‘Millay Research Squad’ Organizes Last File Box During COVE Event


Charles A. Dana Professor of Religion Georgia Frank, along with student volunteers from her course “Death and Afterlife” and Professor of English Michael Coyle’s course “Modernist Poetry,” completed a multi-semester research project on Millay Arts during an event sponsored by Colgate University’s Center for Outreach, Volunteerism and Education (COVE). The Tuesday, April 18 celebration was marked by the sorting of the last box of files.

This culmination of research coincides with Millay Arts’ 50th anniversary. The organization — located about 140 miles from Colgate in Austerlitz, New York — offers temporary residency to artists across a multitude of disciplines to have an opportunity to concentrate solely on their work. Artists include visual artists, poets, writers and composers. The art colony hosts approximately 60 residents each year for their core residency program. This program comes at no cost to the artists; it is fully funded through grants, national endowment funds for the arts and private donations. 

The current group of researchers, dubbed the “Millay Research Squad,” joined with Colgate students from two previous semesters to complete this research project. On Tuesday nights throughout the duration of the project, students looked through physical files of information gathered about artists who resided at Millay Arts, uploading this information to an organized spreadsheet. This spreadsheet contains information concerning the duration of each artist’s stay at Millay, the work they produce and information to contact them currently including their websites and email addresses. 

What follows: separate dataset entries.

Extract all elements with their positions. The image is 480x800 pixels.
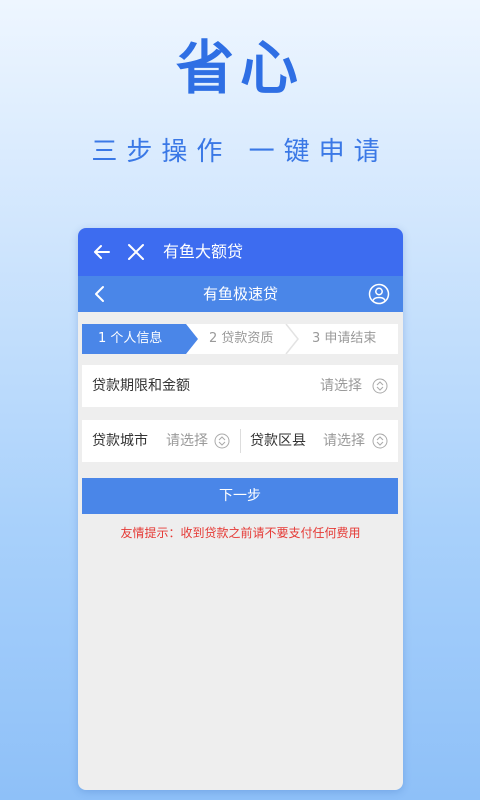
phone-screen: 有鱼大额贷 有鱼极速贷 1 个人信息 2 贷款资质 3 申请结束 贷款期限和金额…	[78, 228, 403, 790]
page-title: 有鱼极速贷	[202, 285, 278, 303]
select-arrows-icon	[214, 433, 230, 449]
step-2-label: 2 贷款资质	[209, 331, 274, 346]
app-title: 有鱼大额贷	[163, 242, 244, 261]
close-icon[interactable]	[126, 242, 146, 262]
district-label: 贷款区县	[250, 433, 306, 449]
select-arrows-icon	[372, 433, 388, 449]
app-title-bar: 有鱼大额贷	[78, 228, 403, 276]
term-amount-label: 贷款期限和金额	[92, 378, 190, 394]
location-row: 贷款城市 请选择 贷款区县 请选择	[82, 420, 398, 462]
district-select[interactable]: 请选择	[323, 432, 365, 450]
next-step-button[interactable]: 下一步	[82, 478, 398, 514]
city-select[interactable]: 请选择	[166, 432, 208, 450]
divider	[240, 429, 241, 453]
city-label: 贷款城市	[92, 433, 148, 449]
select-arrows-icon	[372, 378, 388, 394]
arrow-left-icon[interactable]	[92, 242, 112, 262]
step-1-label: 1 个人信息	[98, 331, 163, 346]
user-icon[interactable]	[368, 283, 390, 305]
step-indicator: 1 个人信息 2 贷款资质 3 申请结束	[82, 324, 398, 354]
term-amount-select[interactable]: 请选择	[320, 377, 362, 395]
page-nav-bar: 有鱼极速贷	[78, 276, 403, 312]
warning-tip: 友情提示：收到贷款之前请不要支付任何费用	[120, 526, 361, 540]
hero-title: 省心	[175, 34, 304, 102]
term-amount-row[interactable]: 贷款期限和金额 请选择	[82, 365, 398, 407]
step-3-label: 3 申请结束	[312, 331, 377, 346]
hero-subtitle: 三步操作 一键申请	[91, 137, 389, 167]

“My hope is that students take a plunge into discovering research as a way to feed one’s curiosity and to tell stories about fascinating and meaningful people,” Professor Frank said.

As students sifted through the files and uploaded information to the spreadsheet, Millay Arts’ Co-Director Monika Burczyk was available virtually to answer questions from the students and oversee the research process. Burczyk explained that this project was long overdue and that even the staff at Millay did not know what was in the files. Student researchers have found some notable works in the files — including some from playwright James Lapine, who wrote “Into the Woods” during his time at Millay. 

First-year Abby Harn noted that she enjoyed finding unexpected items in the files, such as slides of the artists’ work and photos of the artists. She described how putting these tangible pieces together with information found online creates a complete picture of the artists today.

“It’s sad when you look up a person and can’t find any trace,” Harn said, “to me, this screams that they stopped their practice. I like to see that they continued on and Millay supported their endeavors.”

Junior Joseph LaMuraglia found the research engaging and a nice break from traditional academic coursework. 

“It’s almost like being in an ‘Indiana Jones’ movie,” LaMuraglia said, “The internet comes second. As an anthropology major, most of my experience with research has been online. It’s nice to be able to physically flip through the files to look for information.”

Over the last three semesters, students compiled a digital database of 2,435 artist alumni. While compiling information about the artists, students also found slides, photos, poems and personal notes in the files. Frank emphasized the need for further work to be done with the project.

“As these were some of the most thrilling discoveries for our volunteers, it would be great if Colgate students could be involved in digitizing, further researching, and creating metadata for them,” Frank said. 

Due to her research work with Millay Arts, Frank will be recognized with a Faculty/Staff Engagement award from the COVE in May.